An interim report of the UK Obstetric Surveillance System (UKOSS) registry for all pregnant women admitted to hospitals with confirmed Covid-19 infection was published as pre-print on 11 May 2020. A total of 427 women were included. The evidence suggests that, in the period 1 March to 14 April 2020, 4.9 pregnant women per 1,000 were admitted to hospital with Covid-19, and around 1 woman in 10 received intensive care. Sadly 5 women with Covid-19 died, representing a case fatality rate for pregnant women hospitalised with Covid-19 of 1.2%. It is still unclear if coronavirus was the cause of their death. This supports the RCOG guidance that pregnant women are at no greater risk of severe disease compared to the non-pregnant population. Interestingly the results showed that 55% of pregnant women admitted to hospital with Covid-19 were from a black, Asian or other minority ethnic background. Older pregnant women, as well as overweight or obese and those with pre-existing conditions such as diabetes and high blood pressure were more likely to be admitted to hospital.

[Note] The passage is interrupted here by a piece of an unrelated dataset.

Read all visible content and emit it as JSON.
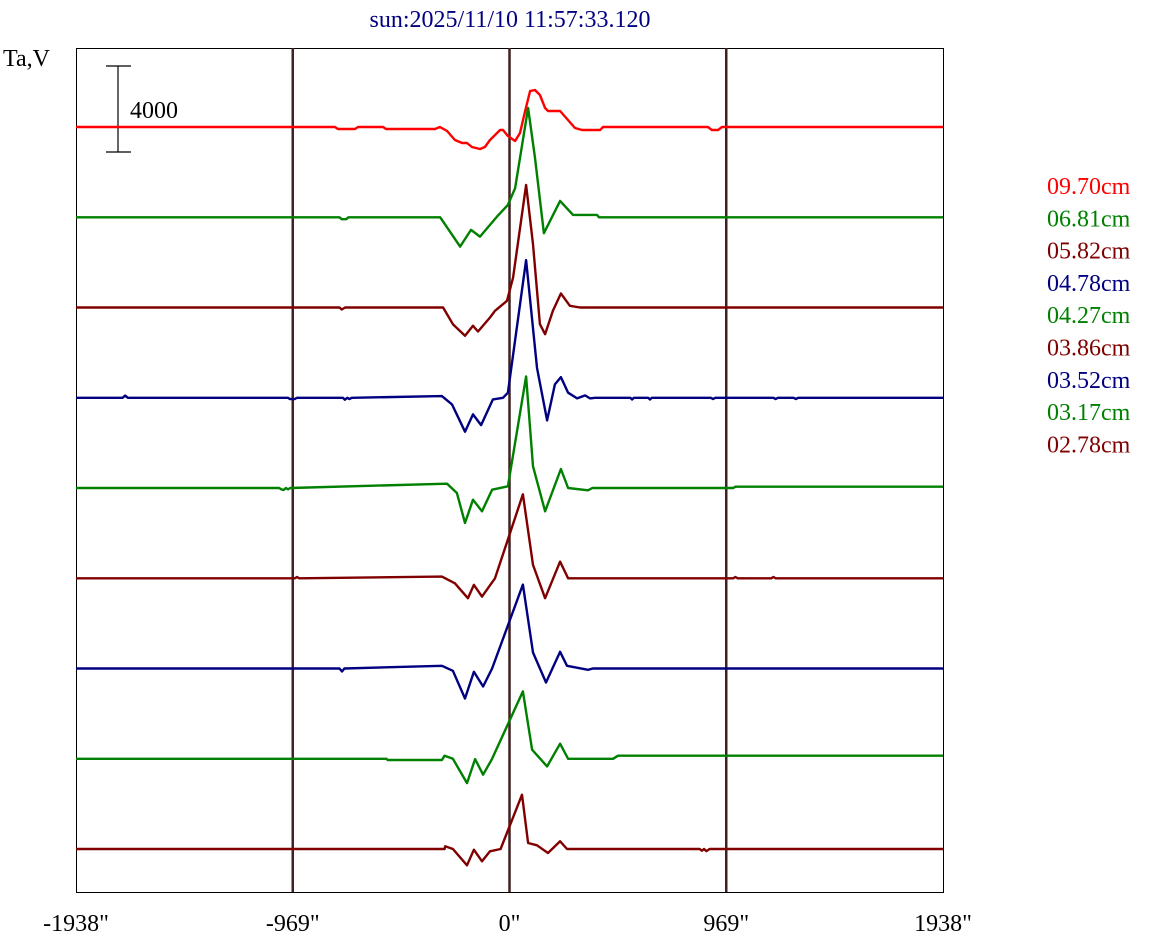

There are currently no data suggesting an increased risk of miscarriage or early pregnancy loss in relation to Covid-19. Although some recent evidence showed that the virus can be vertically transmitted (mother to fetus) during pregnancy or birth, there is no evidence that Covid-19 is teratogenic (ie, affects the development of the fetus and/or causes congenital malformation).